“…breath of the legendary suu’rin, an being that lived underground…”
“…breath of the suu’rin, an underground monster…”
The latter is the literal, the former is what I went with. To sum up the problem, basically in Japanese you have a lot of words that are only suitable as being expressed by the English word “monster”.
This time the word used is 怪物 (kaibutsu) in other words, a strange or mystical creature. It’s not the same ‘monster’ as the one used in RPGs 魔物 (mamono). Neither is it the same ‘monster’ used in “B-, Bakana! Kono bakemono!” which would be 化け物(bakemono).
I think I should make a new post to complain about this.
This was something I wrote at the end of the 4th chapter of The Bathroom Goddess.

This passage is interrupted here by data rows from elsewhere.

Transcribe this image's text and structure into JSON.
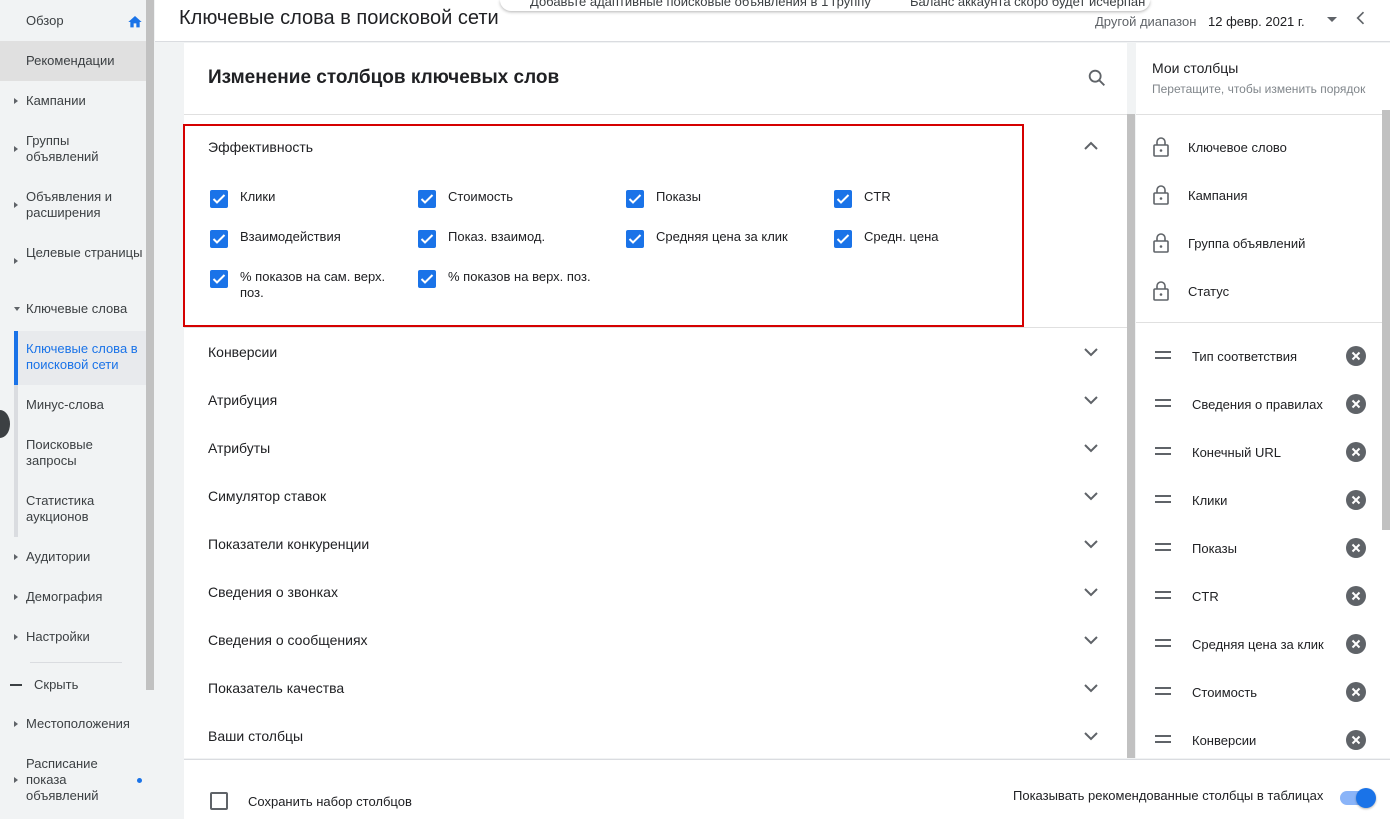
{
  "header": {
    "title": "Ключевые слова в поисковой сети",
    "date_range_label": "Другой диапазон",
    "date_value": "12 февр. 2021 г."
  },
  "notifications": {
    "left_text": "Добавьте адаптивные поисковые объявления в 1 группу",
    "right_text": "Баланс аккаунта скоро будет исчерпан"
  },
  "sidebar": {
    "items": [
      {
        "label": "Обзор"
      },
      {
        "label": "Рекомендации"
      },
      {
        "label": "Кампании"
      },
      {
        "label": "Группы объявлений"
      },
      {
        "label": "Объявления и расширения"
      },
      {
        "label": "Целевые страницы"
      },
      {
        "label": "Ключевые слова"
      },
      {
        "label": "Ключевые слова в поисковой сети"
      },
      {
        "label": "Минус-слова"
      },
      {
        "label": "Поисковые запросы"
      },
      {
        "label": "Статистика аукционов"
      },
      {
        "label": "Аудитории"
      },
      {
        "label": "Демография"
      },
      {
        "label": "Настройки"
      },
      {
        "label": "Скрыть"
      },
      {
        "label": "Местоположения"
      },
      {
        "label": "Расписание показа объявлений"
      }
    ]
  },
  "panel": {
    "title": "Изменение столбцов ключевых слов",
    "performance": {
      "title": "Эффективность",
      "checkboxes": [
        {
          "label": "Клики",
          "checked": true
        },
        {
          "label": "Стоимость",
          "checked": true
        },
        {
          "label": "Показы",
          "checked": true
        },
        {
          "label": "CTR",
          "checked": true
        },
        {
          "label": "Взаимодействия",
          "checked": true
        },
        {
          "label": "Показ. взаимод.",
          "checked": true
        },
        {
          "label": "Средняя цена за клик",
          "checked": true
        },
        {
          "label": "Средн. цена",
          "checked": true
        },
        {
          "label": "% показов на сам. верх. поз.",
          "checked": true
        },
        {
          "label": "% показов на верх. поз.",
          "checked": true
        }
      ]
    },
    "sections": [
      {
        "label": "Конверсии"
      },
      {
        "label": "Атрибуция"
      },
      {
        "label": "Атрибуты"
      },
      {
        "label": "Симулятор ставок"
      },
      {
        "label": "Показатели конкуренции"
      },
      {
        "label": "Сведения о звонках"
      },
      {
        "label": "Сведения о сообщениях"
      },
      {
        "label": "Показатель качества"
      },
      {
        "label": "Ваши столбцы"
      }
    ]
  },
  "my_columns": {
    "title": "Мои столбцы",
    "subtitle": "Перетащите, чтобы изменить порядок",
    "locked": [
      {
        "label": "Ключевое слово"
      },
      {
        "label": "Кампания"
      },
      {
        "label": "Группа объявлений"
      },
      {
        "label": "Статус"
      }
    ],
    "movable": [
      {
        "label": "Тип соответствия"
      },
      {
        "label": "Сведения о правилах"
      },
      {
        "label": "Конечный URL"
      },
      {
        "label": "Клики"
      },
      {
        "label": "Показы"
      },
      {
        "label": "CTR"
      },
      {
        "label": "Средняя цена за клик"
      },
      {
        "label": "Стоимость"
      },
      {
        "label": "Конверсии"
      }
    ]
  },
  "footer": {
    "save_set_label": "Сохранить набор столбцов",
    "save_set_checked": false,
    "show_recommended_label": "Показывать рекомендованные столбцы в таблицах",
    "show_recommended_on": true
  },
  "colors": {
    "accent": "#1a73e8",
    "highlight_border": "#d50000"
  }
}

Basically, the problem with a lot of web novel translations is that in web novels, things tend to be based around RPGs. Meaning you have stuff like 魔族(mazoku; demon) and 魔物(mamono; monster). Literally translating them, it’s “demon/magic tribe/race”, and “demon/magic creature” respectively.
The whole, ‘is this 魔 meant to represent magic or demon here, or is it both?’ thing is a whole other issue for the mazoku thing which I won’t get into.
What I will get into is the problem with translating 魔物 as monster. By no means would I translate it as anything else, because to the Japanese WN reader, they’re going to immediately associate this term with the monsters in RPGs.
That’s why we can’t translate it as ‘fiend’ or ‘demon’ or anything like that. I know some people DO translate it as ‘demon’ like the Slime Datta Ken translators, but I believe that you guys are doing it wrong… unless the JRPG localisation in your country happens to use ‘demon’ for everything.
When you translate, as much as possible, you’re trying to convey the impression and nuance that a reader of the original text would get.
If the character is exclaiming something in Engrish and trying to be funny, you might translate it as Japanese like SUGOI or NANI!?.
If the character is speaking Engrish all the time, and just throwing it into his words because that’s just how he speaks, perhaps an American might translate it as Spanish, since that’s the most popular second language there.
If the character is speaking Engrish and trying to sound fancy, it might be appropriate to translate it into French there, because that’s what we English-speakers do when we try and sound cultured.
And for RPG-esque fantasy web novels, the thing that hits Japanese readers when they see 魔物 is basically the monsters in RPGs. That’s why we can’t translate ‘mamono’ as anything but monster.
But there’s another common term translated as monster; 化け物(bakemono).
This one is the ‘monster’ that you use for something terrifying or incomprehensible. It’s the one that people scream after going ‘B-, BAKA NA!’ at the terribly powerful protagonist. The monstrously powerful protagonist.
So sometimes you might get somebody exclaiming ‘YOU GODDAM MONSTER!’ in a web novel, but I’d like to have people keep in mind that in instances like these, there’s a completely distinct separation between the RPG monsters that prowl the fields, and the ‘true monsters’ that scare the shit out of the baddies and make them scream ‘B- BAKA NA!’.
So yeah~ Sorry if this was a bit long. Even if both are translated as monsters, please note that in the original text, they aren’t just comparing the person/thing to the common RPG monsters; they’re basically calling them true horrors.